Rhetoric Revisited: Decennial Reflections on Canada's Coalition Crisis
DOI:
https://doi.org/10.24124/c677/20191697Keywords:
Coalition crisis, Stephen Harper, rhetoric, rhetorical ethics, parliamentary government, Canadian politicsAbstract
This paper reassesses Canada’s “coalition crisis” of 2008 though a rhetorical analysis of the national addresses of Prime Minister Stephen Harper and Opposition leader Stéphane Dion. Focusing especially upon the classical rhetorical categories of ethos (the speaker’s self-identification and positioning relative to the audience) and logos (the use of reason in argument), it explores how Harper and Dion construct divergent “legitimacy principles” in defence of their positions, arguing that Dion’s speech failed, not merely because of the poor production values which dominated commentary at the time, but because of an inferior ethos appeal marked by a mishandling of the key rhetorical icon of nationhood.
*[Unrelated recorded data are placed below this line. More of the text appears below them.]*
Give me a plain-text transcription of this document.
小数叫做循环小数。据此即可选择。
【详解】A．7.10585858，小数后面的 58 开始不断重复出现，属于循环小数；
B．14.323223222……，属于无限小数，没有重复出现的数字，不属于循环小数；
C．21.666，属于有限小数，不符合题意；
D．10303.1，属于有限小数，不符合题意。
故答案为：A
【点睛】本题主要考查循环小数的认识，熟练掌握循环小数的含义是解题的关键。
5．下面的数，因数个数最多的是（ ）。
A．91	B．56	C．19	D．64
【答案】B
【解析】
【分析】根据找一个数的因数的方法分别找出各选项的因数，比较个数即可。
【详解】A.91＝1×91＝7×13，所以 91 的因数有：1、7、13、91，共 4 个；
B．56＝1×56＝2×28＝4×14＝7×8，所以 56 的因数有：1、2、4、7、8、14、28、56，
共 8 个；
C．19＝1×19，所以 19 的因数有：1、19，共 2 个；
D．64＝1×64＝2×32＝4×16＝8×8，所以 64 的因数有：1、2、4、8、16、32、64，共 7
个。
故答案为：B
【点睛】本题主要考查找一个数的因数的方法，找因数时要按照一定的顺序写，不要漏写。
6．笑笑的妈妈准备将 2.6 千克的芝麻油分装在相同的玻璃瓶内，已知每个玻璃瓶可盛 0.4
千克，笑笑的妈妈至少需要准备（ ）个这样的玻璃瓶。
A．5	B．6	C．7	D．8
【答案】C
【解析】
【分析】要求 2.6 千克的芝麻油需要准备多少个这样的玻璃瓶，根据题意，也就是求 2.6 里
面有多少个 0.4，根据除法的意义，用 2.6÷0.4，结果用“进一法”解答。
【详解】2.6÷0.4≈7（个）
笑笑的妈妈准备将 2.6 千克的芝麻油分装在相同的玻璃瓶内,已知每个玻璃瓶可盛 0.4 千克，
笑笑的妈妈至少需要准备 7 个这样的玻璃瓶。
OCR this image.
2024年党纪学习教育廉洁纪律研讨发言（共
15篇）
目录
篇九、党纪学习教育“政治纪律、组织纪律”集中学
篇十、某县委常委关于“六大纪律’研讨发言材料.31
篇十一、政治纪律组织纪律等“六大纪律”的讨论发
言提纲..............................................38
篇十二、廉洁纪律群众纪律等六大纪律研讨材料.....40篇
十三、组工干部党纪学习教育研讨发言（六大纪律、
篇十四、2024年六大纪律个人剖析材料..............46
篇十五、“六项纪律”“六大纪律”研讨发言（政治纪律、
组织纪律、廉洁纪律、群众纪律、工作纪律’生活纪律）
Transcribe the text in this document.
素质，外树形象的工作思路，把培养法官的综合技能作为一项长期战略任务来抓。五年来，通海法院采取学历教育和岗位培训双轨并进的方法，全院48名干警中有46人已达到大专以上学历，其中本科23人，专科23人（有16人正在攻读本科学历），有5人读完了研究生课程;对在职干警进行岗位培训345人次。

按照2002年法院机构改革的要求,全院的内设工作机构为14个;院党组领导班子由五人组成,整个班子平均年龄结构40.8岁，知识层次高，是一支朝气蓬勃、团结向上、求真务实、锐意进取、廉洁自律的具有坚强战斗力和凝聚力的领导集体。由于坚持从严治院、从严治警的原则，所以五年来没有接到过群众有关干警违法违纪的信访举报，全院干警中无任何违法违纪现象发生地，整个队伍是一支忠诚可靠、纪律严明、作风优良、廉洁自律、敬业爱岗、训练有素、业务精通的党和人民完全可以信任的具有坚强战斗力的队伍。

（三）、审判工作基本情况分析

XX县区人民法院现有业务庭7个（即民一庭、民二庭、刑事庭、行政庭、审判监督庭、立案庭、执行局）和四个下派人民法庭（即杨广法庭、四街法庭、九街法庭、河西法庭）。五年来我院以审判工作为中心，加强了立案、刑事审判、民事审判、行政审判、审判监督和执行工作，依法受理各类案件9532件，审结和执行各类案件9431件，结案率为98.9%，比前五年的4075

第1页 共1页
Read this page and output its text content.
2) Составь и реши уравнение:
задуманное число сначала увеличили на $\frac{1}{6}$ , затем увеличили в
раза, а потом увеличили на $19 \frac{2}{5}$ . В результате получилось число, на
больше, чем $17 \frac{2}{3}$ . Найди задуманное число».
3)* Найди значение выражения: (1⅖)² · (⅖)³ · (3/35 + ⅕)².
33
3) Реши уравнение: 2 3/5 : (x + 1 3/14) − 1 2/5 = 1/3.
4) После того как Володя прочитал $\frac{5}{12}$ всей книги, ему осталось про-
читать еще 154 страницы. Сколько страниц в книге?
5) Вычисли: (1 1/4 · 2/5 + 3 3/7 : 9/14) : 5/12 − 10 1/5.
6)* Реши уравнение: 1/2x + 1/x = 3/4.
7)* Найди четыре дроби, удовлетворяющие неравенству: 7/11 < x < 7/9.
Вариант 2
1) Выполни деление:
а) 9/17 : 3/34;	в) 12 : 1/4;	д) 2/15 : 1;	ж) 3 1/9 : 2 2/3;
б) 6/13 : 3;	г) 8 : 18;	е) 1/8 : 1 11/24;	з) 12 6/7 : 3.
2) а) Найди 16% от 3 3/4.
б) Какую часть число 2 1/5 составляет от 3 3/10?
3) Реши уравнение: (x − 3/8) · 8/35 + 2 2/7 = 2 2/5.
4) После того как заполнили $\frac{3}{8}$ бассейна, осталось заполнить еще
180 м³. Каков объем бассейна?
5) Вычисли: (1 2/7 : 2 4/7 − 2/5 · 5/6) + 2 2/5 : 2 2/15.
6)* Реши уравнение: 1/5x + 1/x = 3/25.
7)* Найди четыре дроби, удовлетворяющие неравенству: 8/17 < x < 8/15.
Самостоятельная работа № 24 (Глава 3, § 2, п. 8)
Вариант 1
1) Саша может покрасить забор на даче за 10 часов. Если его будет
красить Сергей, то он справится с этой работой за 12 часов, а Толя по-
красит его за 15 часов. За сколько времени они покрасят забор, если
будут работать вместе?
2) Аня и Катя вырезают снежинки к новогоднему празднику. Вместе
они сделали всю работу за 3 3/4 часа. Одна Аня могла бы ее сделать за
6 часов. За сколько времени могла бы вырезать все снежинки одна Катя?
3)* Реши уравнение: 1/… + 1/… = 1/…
When we consider argumentative substance, however, we find that Harper’s address was marred by a misrepresentation of key principles of parliamentary government. Because the crisis represented a potentially significant moment of political socialization – thus involving “constitutive” rather than “ordinary” political rhetoric – the paper argues that it is consistent with a realistic model of rhetorical ethics to condemn this misconstrual as a violation of the trust reposed in democratic leadership.